En somme, on veut valoriser un comportement et, pour cela 1) on le monétise sous la forme originale d’une nouvelle « monnaie » à laquelle 2) on tente de donner une valeur à travers une spéculation, comme s’il s’agissait d’un phénomène normal, souhaitable. Pour une fondation poursuivant un but d’intérêt général, la démarche est stupéfiante, tant par son ambition et la hauteur des chiffres visés que par l’originalité des moyens mis en œuvre. Alors qu’en France la plupart des projets de monnaies locales sont encore tout empreints d’une idéologie digne des utopies socialistes du début du XIX° siècle (recréer un monde sans argent, sans banques, sans spéculation), la Fondation écologiste SolarCoin n’hésite pas à s’inscrire sous une logique résolument spéculative pour atteindre ses buts.

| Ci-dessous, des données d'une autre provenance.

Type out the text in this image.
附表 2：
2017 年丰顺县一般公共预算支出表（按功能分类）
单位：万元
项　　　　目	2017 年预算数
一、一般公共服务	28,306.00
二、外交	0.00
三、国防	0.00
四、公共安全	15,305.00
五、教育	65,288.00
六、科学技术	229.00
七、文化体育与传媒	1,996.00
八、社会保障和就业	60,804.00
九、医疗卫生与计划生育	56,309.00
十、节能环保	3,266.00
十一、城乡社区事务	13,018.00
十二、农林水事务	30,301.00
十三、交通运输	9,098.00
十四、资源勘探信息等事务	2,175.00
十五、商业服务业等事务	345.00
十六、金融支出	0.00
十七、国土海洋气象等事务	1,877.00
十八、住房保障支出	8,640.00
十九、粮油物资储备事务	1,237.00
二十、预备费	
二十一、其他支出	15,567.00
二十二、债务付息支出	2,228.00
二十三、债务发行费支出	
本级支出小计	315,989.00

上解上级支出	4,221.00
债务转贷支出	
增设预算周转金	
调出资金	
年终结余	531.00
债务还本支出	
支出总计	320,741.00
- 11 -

Certes, les risques de non aboutissement d’un tel projet sont élevés : risques que la formule ne prenne pas, n’intéresse pas ou risques, au contraire, qu’une spéculation débridée, se traduisant par une très forte volatilité, ne l’étouffe. Le SolarCoin n’aura été alors qu’un objet monétaire non identifié, un composé hybride et non viable. La démarche n’en reste pas moins digne d’être signalée car, si elle réussit, elle représentera une innovation monétaire majeure, aux prolongements potentiels vertigineux. Une innovation qui, dès aujourd’hui, montre sous quel angle les crypto-monnaies pourront peut-être acquérir une dimension économique déterminante.